Frequently Asked Questions (FAQ)
Is it possible to connect three points into a triangle (Point-to-Multipoint)?
Yes, this is possible. One antenna is configured in Access Point PtMP mode, and the other two in Station PtMP mode. However, the base station's bandwidth will be divided among all clients. For three points, it's better to use three directional antennas if they are spaced apart, or one omnidirectional antenna in the center, although the latter is less effective over longer distances.
Do I need a static IP address to set up a bridge?
For initial setup, yes, the computer must be on the same subnet as the device. After setup in Station (client) mode, the device can obtain an IP via DHCP from the main router. DHCP is also typically used in Access Point mode, but for ease of administration, the bridge itself is often assigned a static IP within the local network.
Why doesn't the Ubiquiti bridge see the second antenna?

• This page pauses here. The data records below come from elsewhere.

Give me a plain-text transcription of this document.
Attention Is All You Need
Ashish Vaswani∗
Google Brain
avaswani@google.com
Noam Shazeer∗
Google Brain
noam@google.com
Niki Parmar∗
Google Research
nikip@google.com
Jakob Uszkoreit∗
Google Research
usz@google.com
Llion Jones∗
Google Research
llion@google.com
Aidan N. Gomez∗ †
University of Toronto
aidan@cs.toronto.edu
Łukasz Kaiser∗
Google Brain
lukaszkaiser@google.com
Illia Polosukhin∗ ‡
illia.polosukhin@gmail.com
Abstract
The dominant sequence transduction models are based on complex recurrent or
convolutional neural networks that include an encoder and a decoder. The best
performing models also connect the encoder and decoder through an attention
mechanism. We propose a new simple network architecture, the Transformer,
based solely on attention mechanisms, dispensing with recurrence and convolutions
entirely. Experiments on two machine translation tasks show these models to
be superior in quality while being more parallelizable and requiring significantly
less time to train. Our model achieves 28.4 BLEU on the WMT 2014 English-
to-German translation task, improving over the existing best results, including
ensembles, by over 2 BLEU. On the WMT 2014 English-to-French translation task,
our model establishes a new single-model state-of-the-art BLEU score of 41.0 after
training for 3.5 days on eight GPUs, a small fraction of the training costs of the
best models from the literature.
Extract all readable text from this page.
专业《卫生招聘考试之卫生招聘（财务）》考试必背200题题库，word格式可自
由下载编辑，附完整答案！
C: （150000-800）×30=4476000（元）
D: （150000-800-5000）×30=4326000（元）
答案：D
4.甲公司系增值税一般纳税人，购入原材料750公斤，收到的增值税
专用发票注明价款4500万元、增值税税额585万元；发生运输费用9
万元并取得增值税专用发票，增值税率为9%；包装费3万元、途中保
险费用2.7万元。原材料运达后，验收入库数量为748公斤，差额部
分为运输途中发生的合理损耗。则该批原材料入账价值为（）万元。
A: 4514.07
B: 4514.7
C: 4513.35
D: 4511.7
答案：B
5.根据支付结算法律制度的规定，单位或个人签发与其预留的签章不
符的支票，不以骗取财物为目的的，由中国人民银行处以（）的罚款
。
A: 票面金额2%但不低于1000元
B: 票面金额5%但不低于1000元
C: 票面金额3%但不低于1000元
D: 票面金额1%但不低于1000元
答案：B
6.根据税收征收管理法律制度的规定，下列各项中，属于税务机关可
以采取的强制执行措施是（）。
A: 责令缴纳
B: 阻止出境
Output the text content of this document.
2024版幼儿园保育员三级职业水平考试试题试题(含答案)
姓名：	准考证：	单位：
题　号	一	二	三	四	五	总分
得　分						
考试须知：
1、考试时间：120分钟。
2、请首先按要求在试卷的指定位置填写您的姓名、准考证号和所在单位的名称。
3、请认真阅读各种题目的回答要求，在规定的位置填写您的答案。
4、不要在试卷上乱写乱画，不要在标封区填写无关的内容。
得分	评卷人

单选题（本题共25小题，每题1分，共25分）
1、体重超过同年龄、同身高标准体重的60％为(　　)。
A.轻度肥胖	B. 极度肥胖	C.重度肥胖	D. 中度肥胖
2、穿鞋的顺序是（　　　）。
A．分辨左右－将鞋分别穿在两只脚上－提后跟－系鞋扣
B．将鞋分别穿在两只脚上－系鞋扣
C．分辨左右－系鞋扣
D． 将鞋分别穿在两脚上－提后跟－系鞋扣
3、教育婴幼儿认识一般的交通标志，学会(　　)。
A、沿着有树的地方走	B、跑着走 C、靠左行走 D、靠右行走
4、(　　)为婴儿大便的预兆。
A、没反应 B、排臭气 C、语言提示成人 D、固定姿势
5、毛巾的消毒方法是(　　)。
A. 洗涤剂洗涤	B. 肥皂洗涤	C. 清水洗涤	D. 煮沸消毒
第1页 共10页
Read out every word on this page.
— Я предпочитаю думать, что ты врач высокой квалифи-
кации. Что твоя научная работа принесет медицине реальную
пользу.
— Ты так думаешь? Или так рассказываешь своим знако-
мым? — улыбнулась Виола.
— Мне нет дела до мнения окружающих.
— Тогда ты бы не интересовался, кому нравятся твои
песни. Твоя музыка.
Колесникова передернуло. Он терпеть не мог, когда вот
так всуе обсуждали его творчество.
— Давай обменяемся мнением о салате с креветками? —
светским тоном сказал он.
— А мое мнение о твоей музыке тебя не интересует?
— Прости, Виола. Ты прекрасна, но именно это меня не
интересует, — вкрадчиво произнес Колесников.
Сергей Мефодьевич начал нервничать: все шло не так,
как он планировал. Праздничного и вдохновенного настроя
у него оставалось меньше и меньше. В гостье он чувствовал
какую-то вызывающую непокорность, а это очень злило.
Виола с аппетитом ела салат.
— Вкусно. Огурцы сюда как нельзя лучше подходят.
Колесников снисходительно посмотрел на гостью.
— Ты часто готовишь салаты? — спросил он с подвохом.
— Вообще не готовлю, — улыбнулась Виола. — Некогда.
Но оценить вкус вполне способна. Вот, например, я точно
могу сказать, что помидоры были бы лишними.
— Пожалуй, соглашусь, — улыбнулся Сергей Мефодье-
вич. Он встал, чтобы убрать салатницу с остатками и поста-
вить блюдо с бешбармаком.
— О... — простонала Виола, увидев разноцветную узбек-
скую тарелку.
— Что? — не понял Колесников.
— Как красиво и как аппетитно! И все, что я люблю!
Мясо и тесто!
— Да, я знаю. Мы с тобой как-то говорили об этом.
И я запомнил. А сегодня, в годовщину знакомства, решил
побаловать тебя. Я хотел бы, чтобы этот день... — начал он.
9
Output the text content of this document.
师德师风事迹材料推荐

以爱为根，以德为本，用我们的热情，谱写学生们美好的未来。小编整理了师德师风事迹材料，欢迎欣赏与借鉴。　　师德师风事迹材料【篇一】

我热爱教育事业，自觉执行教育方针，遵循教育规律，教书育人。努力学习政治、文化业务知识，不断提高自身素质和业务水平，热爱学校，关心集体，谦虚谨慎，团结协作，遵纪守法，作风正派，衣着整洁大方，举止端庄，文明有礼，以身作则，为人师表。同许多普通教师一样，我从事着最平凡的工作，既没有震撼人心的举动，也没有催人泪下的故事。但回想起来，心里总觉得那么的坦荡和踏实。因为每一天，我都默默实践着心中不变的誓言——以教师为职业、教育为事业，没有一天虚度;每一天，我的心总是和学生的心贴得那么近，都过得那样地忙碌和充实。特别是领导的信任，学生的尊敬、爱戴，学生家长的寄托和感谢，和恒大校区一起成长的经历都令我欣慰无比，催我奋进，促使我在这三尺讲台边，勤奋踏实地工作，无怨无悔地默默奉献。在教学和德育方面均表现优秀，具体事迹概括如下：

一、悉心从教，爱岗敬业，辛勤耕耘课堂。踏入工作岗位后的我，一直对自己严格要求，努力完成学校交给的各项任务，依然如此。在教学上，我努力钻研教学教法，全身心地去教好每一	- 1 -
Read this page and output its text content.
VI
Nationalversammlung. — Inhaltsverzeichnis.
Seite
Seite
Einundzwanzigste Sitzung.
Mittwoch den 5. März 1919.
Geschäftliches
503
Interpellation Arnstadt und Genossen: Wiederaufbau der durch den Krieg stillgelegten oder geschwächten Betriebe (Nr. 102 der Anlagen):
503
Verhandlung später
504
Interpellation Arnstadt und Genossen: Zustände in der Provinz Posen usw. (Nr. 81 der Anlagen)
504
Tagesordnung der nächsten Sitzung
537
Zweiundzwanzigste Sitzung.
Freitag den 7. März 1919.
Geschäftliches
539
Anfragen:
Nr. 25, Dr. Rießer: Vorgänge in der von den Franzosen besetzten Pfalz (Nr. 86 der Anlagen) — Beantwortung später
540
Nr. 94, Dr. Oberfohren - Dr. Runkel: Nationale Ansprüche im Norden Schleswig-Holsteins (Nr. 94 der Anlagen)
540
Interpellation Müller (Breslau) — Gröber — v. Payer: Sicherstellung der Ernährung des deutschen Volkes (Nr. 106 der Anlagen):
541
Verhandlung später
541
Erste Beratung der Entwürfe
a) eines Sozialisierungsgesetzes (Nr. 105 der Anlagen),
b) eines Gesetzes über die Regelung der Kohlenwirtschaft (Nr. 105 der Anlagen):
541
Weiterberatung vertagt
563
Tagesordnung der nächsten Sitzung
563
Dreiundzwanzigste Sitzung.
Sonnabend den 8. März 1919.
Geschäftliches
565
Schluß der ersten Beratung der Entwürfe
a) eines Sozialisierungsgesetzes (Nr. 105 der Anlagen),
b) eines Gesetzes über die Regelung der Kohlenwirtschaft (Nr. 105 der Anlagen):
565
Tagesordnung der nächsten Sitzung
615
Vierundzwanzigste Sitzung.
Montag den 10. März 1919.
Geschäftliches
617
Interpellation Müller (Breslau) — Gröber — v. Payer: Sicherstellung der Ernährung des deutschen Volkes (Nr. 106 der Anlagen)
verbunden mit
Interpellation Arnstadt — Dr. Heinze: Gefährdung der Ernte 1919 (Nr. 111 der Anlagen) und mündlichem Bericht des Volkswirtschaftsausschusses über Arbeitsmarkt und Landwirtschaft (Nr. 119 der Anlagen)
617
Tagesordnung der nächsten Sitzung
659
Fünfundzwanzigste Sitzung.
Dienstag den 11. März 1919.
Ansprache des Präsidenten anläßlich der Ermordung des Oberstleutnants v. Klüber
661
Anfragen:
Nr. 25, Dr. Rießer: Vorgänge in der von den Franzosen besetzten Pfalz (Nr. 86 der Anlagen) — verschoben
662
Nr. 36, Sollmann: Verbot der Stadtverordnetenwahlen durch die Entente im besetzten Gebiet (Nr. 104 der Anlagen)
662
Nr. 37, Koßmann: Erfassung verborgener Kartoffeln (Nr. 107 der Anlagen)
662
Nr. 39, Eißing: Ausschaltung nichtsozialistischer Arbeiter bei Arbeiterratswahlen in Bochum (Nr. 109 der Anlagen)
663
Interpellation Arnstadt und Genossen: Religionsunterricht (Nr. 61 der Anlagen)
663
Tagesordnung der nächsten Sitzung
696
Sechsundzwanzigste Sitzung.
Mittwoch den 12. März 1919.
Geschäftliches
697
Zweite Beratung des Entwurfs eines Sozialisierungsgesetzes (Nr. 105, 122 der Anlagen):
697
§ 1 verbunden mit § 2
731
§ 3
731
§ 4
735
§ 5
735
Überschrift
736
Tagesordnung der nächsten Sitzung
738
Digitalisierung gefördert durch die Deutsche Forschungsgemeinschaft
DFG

Check three things: 1) Are the frequency (Channel) and channel width the same on both devices? 2) Is one configured in AP mode and the other in Station mode? 3) Are there any obstructions in the Fresnel zone? Also, make sure the antennas are polarized correctly and facing each other.
Does thunderstorm affect WiFi bridge?
A direct lightning strike will instantly disable equipment. But even nearby lightning strikes create powerful electromagnetic interference. Be sure to use lightning protection (surge arresters) on Ethernet cables and ground masts. This isn't a guarantee of survival, but it will significantly increase the equipment's chances of surviving a storm.